I think the song suited Michael, because you know that his character must think Sandler's "Hannukah" song is the funniest thing ever. And the line about the Indiian god could easily have been supplied by Dwight.

CM said...

I thought the song was just a post-credits thing, not really part of the episode (which would explain why the crowd applauded so enthusiastically). But the singing did seem in character -- remember Michael as the MC in season 1's Dundee Awards episode?

Being Indian, I found this episode HILARIOUS. From Michael's imitation of Kelly in the first few seconds ("Blah, blah, blah... super fun... it's gonna be awesome!") to Dwight's explanation of the origin of Diwali followed by Michael's disgusted comment, "This isn't the Lord of the Rings!" to the culturally explicit material to Kelly's parents trying to fix her up with the doctor and getting along with Michael until his comment about the funeral pyre... my favorite episode in a long time! I could tell Mindy Kaling wrote this one. Maybe the appeal wasn't universal.

Grimoald said...

I could be wrong, but I am pretty sure Carrell said that the song he was singing was one by the "great" Adam Sandler.

Of course it would have been out of sequence, but I think Michael Scott would be a huge fan of Sandler.

Kristin said...

I liked this episode, too, and agree that it was much more like the British version. The original "Office" had plenty of painful moments with David sticking his foot in his mouth. It was hard to watch Michael get up in front of the mike when I knew he was about to say something really, really dumb. But that made him more like a real human being and not a cariacture...which they do way too often with Michael and Dwight on this show.

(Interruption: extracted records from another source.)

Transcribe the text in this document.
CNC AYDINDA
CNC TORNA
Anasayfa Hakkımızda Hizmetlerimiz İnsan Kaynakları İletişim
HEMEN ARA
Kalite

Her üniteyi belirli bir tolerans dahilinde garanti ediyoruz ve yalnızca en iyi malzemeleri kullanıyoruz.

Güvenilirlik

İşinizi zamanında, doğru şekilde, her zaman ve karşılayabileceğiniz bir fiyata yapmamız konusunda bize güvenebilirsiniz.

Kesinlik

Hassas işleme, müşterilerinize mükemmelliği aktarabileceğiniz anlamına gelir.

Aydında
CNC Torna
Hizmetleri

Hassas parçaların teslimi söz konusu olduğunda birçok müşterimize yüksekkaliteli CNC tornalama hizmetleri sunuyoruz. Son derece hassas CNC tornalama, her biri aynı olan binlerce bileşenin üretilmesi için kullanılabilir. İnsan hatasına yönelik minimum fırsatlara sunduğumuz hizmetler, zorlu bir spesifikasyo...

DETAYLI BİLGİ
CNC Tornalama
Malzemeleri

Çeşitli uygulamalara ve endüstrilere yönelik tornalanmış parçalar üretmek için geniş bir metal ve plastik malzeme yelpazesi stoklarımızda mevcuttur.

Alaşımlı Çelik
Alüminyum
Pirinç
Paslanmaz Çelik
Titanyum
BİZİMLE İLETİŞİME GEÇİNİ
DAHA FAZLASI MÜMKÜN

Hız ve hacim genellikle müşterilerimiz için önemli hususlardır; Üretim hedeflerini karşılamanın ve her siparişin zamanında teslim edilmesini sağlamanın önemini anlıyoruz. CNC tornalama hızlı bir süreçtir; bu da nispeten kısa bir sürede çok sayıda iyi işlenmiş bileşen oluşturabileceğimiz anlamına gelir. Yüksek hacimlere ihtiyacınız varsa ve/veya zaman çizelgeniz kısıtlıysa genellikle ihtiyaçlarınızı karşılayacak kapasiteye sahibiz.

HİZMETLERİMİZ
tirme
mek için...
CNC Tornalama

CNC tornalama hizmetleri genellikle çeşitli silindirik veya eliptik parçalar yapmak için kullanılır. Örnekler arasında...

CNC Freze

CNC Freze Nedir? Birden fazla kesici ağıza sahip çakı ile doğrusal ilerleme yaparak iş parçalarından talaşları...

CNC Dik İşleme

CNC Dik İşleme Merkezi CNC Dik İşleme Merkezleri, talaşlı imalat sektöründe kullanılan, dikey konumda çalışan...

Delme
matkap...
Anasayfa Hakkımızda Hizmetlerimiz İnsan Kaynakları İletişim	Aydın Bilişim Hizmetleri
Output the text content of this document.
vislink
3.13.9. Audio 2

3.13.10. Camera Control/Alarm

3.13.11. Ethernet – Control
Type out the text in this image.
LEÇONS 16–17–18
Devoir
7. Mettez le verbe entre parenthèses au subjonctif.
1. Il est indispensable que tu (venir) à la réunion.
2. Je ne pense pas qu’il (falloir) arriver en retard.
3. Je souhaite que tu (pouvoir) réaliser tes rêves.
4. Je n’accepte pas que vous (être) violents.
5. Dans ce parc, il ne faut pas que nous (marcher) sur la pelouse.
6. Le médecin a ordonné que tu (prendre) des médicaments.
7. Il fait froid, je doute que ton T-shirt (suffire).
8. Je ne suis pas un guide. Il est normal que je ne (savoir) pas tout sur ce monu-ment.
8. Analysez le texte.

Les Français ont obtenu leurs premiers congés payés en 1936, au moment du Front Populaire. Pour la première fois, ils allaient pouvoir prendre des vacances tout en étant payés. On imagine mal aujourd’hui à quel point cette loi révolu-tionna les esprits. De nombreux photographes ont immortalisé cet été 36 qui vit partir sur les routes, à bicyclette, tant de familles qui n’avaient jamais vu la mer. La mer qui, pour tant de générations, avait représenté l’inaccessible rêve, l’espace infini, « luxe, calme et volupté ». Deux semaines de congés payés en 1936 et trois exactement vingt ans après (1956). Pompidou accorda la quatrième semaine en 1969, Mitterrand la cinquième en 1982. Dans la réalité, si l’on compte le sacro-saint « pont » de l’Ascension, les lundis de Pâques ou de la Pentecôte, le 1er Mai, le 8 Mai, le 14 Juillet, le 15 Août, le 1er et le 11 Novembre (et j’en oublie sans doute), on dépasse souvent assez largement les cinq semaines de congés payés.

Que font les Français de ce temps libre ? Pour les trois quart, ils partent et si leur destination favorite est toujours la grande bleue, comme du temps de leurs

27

I also like that Jim did not get Pam's text message. I was waiting for him to pick up the phone and have another 'Jim & Pam' moment, but, instead, the message went unread and perhaps changed the course of events for that evening.

I hope next week's episode has the same feel to it. Less absurdity and more awkwardness.

Elayne said...

I cringed at the Diwali song bit at the end, as I also thought it was forced and shoehorned (although I think CM has a good point that it was probably not part of the original plot) but mostly because I cannot stand anything that smacks of the intensely unfunny Adam Sandler. I also loved the Indigo Girls bit. And I have to agree with the others who say this was far closer to the cringe-worthiness of the British original than many other episodes.

Dan Jardine said...

I'm not Indian, but man I loved this episode. The meeting was brilliant, "best meeting ever" indeed, and the party was deliciously cringe-inducing. Carell is really in a zone with his characterization of Michael; his ability to get us to care about and feel for him even when he's doing the dumbest or more obnoxious things is a wonder to behold.

Grimnoald, as for the song, Michael said it was dedicated to (or inspired by) Adam Sandler, not written by him. It's a crafty bit of tightrope walking the show does in moments like this--mocking and honouring Sandler simultaneously. It is pretty much what they did with the entire party, poking very gentle fun at people at the party (Kelly and her sisters and parents all took some good-hearted ribbing), but also honouring them through an honest portrayal of the more beautiful aspects of Indian culture (clothes, dance, music. Yeah, so sue me. I like Indian music)

Very clever stuff.

Anonymous said...

Hard to believe no one has mentioned Creed's one line of the show. That was the best line and joke of the whole show.

velvetcannibal said...

Hey Alan, no BSG this week?

Mo Ryan said...

The almost kiss moment between Michael and Pam didn't really work for me. I dunno, I just think Michael might have attempted that -- the third time he and Pam found themselves in that kind of situation, not really the first.

What I was really expecting was a mild drunken hookup (drunken on Jim's part) between him and Karen. I guess they're saving that for sweeps.

Thing is, I do like them in a couple. In the sense that they make sense. They did a smart thing by making Karen likable and compatible with Jim -- a realistic rival for Pam. Though of course Jim and Pam are destined to be.

I bet Pam runs right back to her old fiance if and when she sees Jim with Karen though.